Peki, bütün bunların üstesinden gelmek için ne yapılmalıdır? Öncelikle devlet erkini elinde bulunduranların bu toprağın kahırlı ve çilekeş insanlarına inanmalı ve onlara güvenmelidir. Daha dün Çanakkale’de, Kurtuluş Savaşında aynı duygu ve düşüncelerle çarpan yürekleri yeniden bir araya getirmek için gayret gösterilmelidir. Ayrımcılıktan, ötekileştirmeden şiddetle kaçınmalıdır. Eğer bir beka sorunu var ise bunu samimiyet ve içtenlikle halka anlatılmalıdır. Öncelikle ve özellikle ülkemizi aydınlık yarınlara taşıyacak eğitimimiz yazboz tahtası olmaktan ve sistemsizlikten kurtarılmalıdır. Üretime ve istihdama yönelik çalışmalar yapılmalı, israftan şiddetle kaçınılmalıdır. Binlerce yıllık Türk-İslam ahlakını esas alınmalı, bir zamanların sevgi imparatorluğu yeniden inşa ve tesis etmek için çalışılmalı, öze dönülmeli, bilimi baş tacı ederek olumsuzluklara çare bulunmalıdır.
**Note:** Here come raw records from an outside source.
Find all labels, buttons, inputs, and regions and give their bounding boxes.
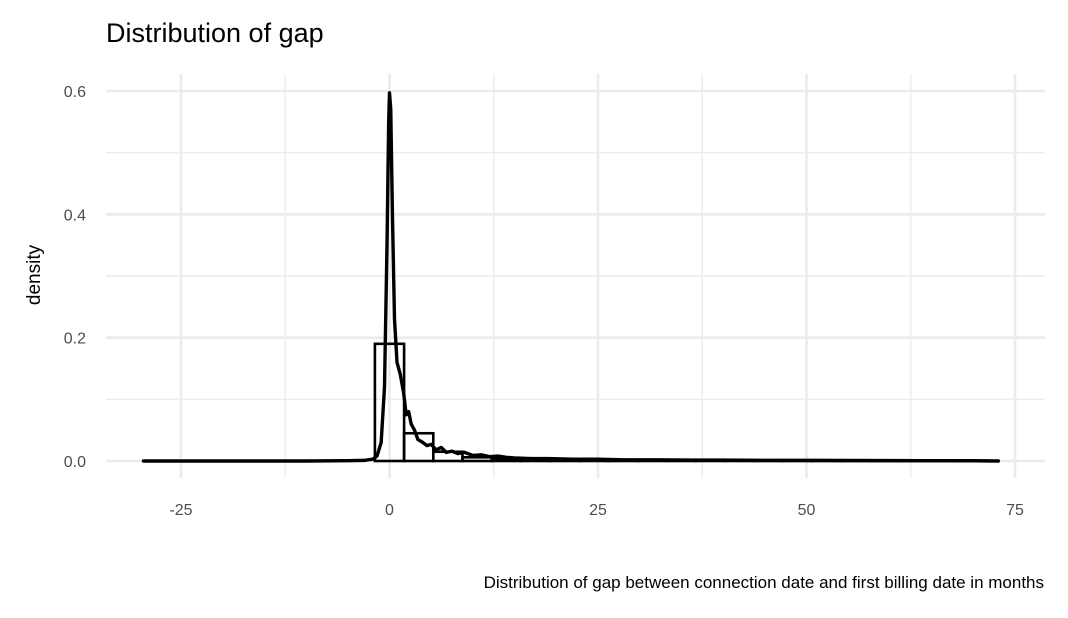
y-tick-label-1: 0.2 — [64, 331, 86, 348]
density-curve-group — [141, 91, 1001, 463]
x-tick-label-1: 0 — [385, 502, 394, 519]
y-tick-label-0: 0.0 — [64, 454, 86, 471]
x-axis-label: Distribution of gap between connection d… — [483, 573, 1044, 592]
histogram-bars — [373, 342, 990, 463]
x-tick-label-0: -25 — [169, 502, 192, 519]
y-tick-label-3: 0.6 — [64, 84, 86, 101]
x-tick-label-2: 25 — [589, 502, 607, 519]
tick-labels: -25 0 25 50 75 0.0 0.2 0.4 0.6 — [64, 84, 1024, 519]
chart-title: Distribution of gap — [106, 18, 324, 48]
x-tick-label-3: 50 — [798, 502, 816, 519]
y-tick-label-2: 0.4 — [64, 207, 86, 224]
x-tick-label-4: 75 — [1006, 502, 1024, 519]
density-curve — [141, 91, 1001, 463]
grid-lines — [106, 74, 1045, 478]
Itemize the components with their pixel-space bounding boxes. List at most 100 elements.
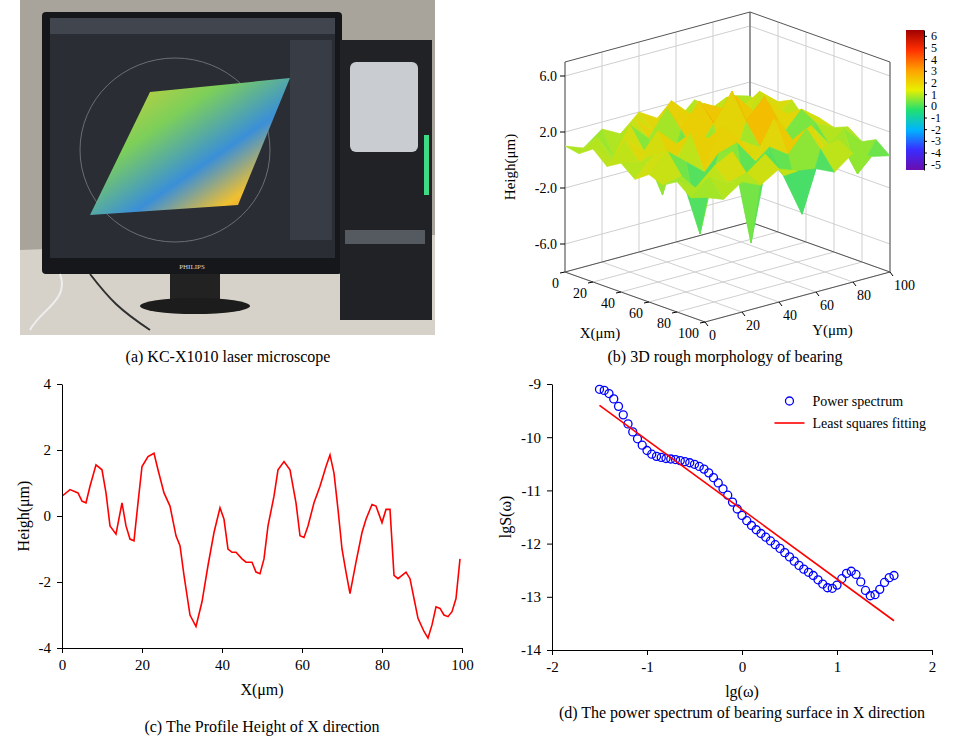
z-tick-label: 2.0 [540,125,558,140]
x-tick-label: 40 [215,657,230,673]
legend-line [774,422,804,424]
monitor-base [140,298,250,314]
x-tick-mark [932,650,933,655]
y-tick-label: -14 [521,642,541,658]
grid-line [565,26,750,76]
monitor-bezel [42,12,342,274]
x-tick-label: 0 [739,659,747,675]
y-tick-mark [547,650,552,651]
x-axis-title: X(μm) [240,681,283,699]
colorbar-tick-mark [924,164,927,165]
legend-label: Power spectrum [812,394,903,409]
y-tick-label: 0 [709,328,716,343]
y-tick-label: 2 [44,442,52,458]
y-axis-line [62,385,63,649]
colorbar-tick-mark [924,71,927,72]
y-tick-mark [547,544,552,545]
grid-line [602,262,742,312]
x-tick-mark [588,282,593,283]
chart-panel: -2-1012-14-13-12-11-10-9lg(ω)lgS(ω)Power… [497,376,936,722]
caption: (c) The Profile Height of X direction [144,718,379,736]
surface [565,91,890,243]
data-point [691,460,699,468]
caption-line: (b) 3D rough morphology of bearing [607,348,842,366]
y-tick-mark [57,516,62,517]
surface-cell [691,178,724,200]
x-tick-mark [672,312,677,313]
y-axis-title: lgS(ω) [497,496,515,539]
legend-marker [785,397,793,405]
caption: (d) The power spectrum of bearing surfac… [559,704,925,722]
data-point [852,570,860,578]
x-axis: -2-1012 [546,650,936,675]
data-point [881,578,889,586]
screen-toolbar [50,18,335,34]
y-tick: -4 [39,640,63,656]
x-tick-mark [142,648,143,653]
data-point [871,591,879,599]
x-tick-label: 80 [375,657,390,673]
x-tick-label: 60 [629,306,643,321]
screen-side-panel [290,40,332,240]
colorbar-tick-mark [924,118,927,119]
x-tick: 0 [59,648,67,673]
grid-line [890,62,891,272]
x-tick: -1 [641,650,654,675]
caption: (a) KC-X1010 laser microscope [126,348,331,366]
y-tick-label: 100 [894,278,915,293]
legend-item: Least squares fitting [774,416,926,431]
x-tick-mark [222,648,223,653]
grid-line [750,194,890,244]
colorbar-tick-mark [924,141,927,142]
y-axis-title: Heigh(μm) [15,481,33,552]
colorbar-tick-mark [924,48,927,49]
frame-line [565,12,750,62]
surface-cell [579,138,612,161]
cable [90,274,150,330]
x-tick: 20 [135,648,150,673]
x-tick-label: 20 [135,657,150,673]
x-tick-label: 40 [601,296,615,311]
colorbar-tick-mark [924,83,927,84]
data-point [809,572,817,580]
data-point [776,544,784,552]
y-tick-label: 40 [783,308,797,323]
x-tick-label: 100 [451,657,474,673]
y-axis-title: Y(μm) [812,322,853,339]
y-tick-mark [57,384,62,385]
frame-line [750,222,890,272]
surface-cell [784,169,817,214]
data-point [610,395,618,403]
z-tick-mark [560,132,565,133]
data-point [890,572,898,580]
data-point [605,390,613,398]
colorbar-tick-mark [924,153,927,154]
photo-panel: PHILIPS(a) KC-X1010 laser microscope [20,0,435,366]
z-tick-label: 6.0 [540,69,558,84]
figure: PHILIPS(a) KC-X1010 laser microscope-6.0… [0,0,966,756]
data-point [790,557,798,565]
screen-surface [90,78,290,215]
plot-area [62,453,460,638]
data-point [710,474,718,482]
x-tick-mark [382,648,383,653]
chart-panel: 020406080100-4-2024X(μm)Heigh(μm)(c) The… [15,376,474,736]
colorbar-tick-mark [924,59,927,60]
x-tick: -2 [546,650,559,675]
frame-line [890,62,891,272]
x-tick-mark [700,322,705,323]
microscope-head [350,62,418,152]
x-tick: 1 [834,650,842,675]
caption-line: (c) The Profile Height of X direction [144,718,379,736]
y-axis-line [552,385,553,651]
y-axis: -14-13-12-11-10-9 [521,376,553,658]
microscope-stage [345,230,425,244]
x-axis-title: lg(ω) [725,683,759,701]
data-point [838,575,846,583]
data-point [695,462,703,470]
colorbar-axis: 6543210-1-2-3-4-5 [924,29,941,171]
data-point [705,469,713,477]
grid-line [565,62,566,272]
grid-line [750,26,890,76]
y-tick-label: 60 [820,298,834,313]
Ülkenin beka sorununu var diyerek vatandaşları korkutmak, olumsuzlukların üstünü örtmek, yanlış ve hataları görmezden gelmek, yapılamayanlara mazeret aramak, milleti umutsuzluğa sürüklemek, kaygılandırmak sorunu çözmek değil, sorunu sorun ederek içinden çıkılmaz hale getirmektir.